If you never work with performance-critical code, consider yourself lucky. However, I consider this scenario unrealistic. Performance problems could occur anywhere. And then it's necessary to know how to fix that problem. Obviously, merely knowing a few algorithm names isn't enough here – unless you want to implement them all and try them out one after the other.
No, knowing (at least some of) the inner workings of different algorithms is important for gauging their strengths and weaknesses and for analyzing how they would handle your situation.
Obviously, if there's a library already implementing exactly what you need, you're incredibly lucky. But let's face it, even if there is such a library, using it is often not completely straightforward (at the very least, interfaces and data representation often have to be adapted) so it's still good to know what to expect.
A* for a pac man clone. It took me weeks to really get but to this day I consider it a thing of beauty.
I've had to implement some of the classical algorithms from numerical analysis. It was easier to write my own than to connect to an existing library. Also, I've had to write variations on classical algorithms because the textbook case didn't fit my application.
For classical data structures, I nearly always use the standard libraries, such as STL for C++. The one time recently when I thought STL didn't have the structure I needed (a heap) I rolled my own, only to have someone point out almost immediately that I didn't need to do that.

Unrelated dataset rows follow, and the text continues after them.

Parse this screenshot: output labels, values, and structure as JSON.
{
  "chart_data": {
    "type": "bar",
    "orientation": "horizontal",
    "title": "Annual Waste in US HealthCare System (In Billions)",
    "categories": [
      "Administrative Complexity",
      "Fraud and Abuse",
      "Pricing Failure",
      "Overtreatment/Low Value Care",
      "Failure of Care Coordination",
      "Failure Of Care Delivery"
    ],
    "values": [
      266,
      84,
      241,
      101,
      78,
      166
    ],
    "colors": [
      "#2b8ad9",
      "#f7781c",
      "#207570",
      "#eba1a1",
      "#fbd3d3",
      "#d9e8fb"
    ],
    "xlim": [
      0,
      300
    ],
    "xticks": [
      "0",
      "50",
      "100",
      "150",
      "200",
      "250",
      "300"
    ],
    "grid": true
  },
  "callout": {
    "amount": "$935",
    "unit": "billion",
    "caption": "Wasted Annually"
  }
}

Classical algorithms I have used in actual work:
A topological sort
A red-black tree (although I will
confess that I only had to implement
insertions for that application and
it only got used in a prototype).
This got used to implement an
'ordered dict' type structure in
Python.
A priority queue
State machines of various sorts
Probably one or two others I can't remember.
As to the second part of the question:
An understanding of how the algorithms work, their complexity and semantics gets used on a fairly regular basis. They also inform the design of systems. Occasionally one has to do things involving parsing or protocol handling, or some computation that's slightly clever. Having a working knowledge of what the algorithms do, how they work, how expensive they are and where one might find them lying around in library code goes a long way to knowing how to avoid reinventing the wheel poorly.
I use the Levenshtein distance algorithm to help implement a 'Did you mean [suggested word]?' feature in our website search.
Works quite well when combined with our 'tagging' system, which allows us to associate extra words (other than those in title/description/etc) with items in the database. \
It's not perfect by any means, but it's way better than most corporate site searches, if I don't say so myself ; )
Classical algorithms are usually associated with something glamorous, like games, or Web search, or scientific computation. However, I had to use some of the classical algorithms for a mere enterprise application.
I was building a metadata migration tool, and I had to use topological sort for dependency resolution, various forms of graph traversals for queries on metadata, and a modified variation of Tarjan's union-find datastructure to partition forest-like structured metadata to trees.
That was a really satisfying experience. Most of those algorithms were implemented before, but their implementations lacked something that I would need for my task. That's why It's important to understand their internals.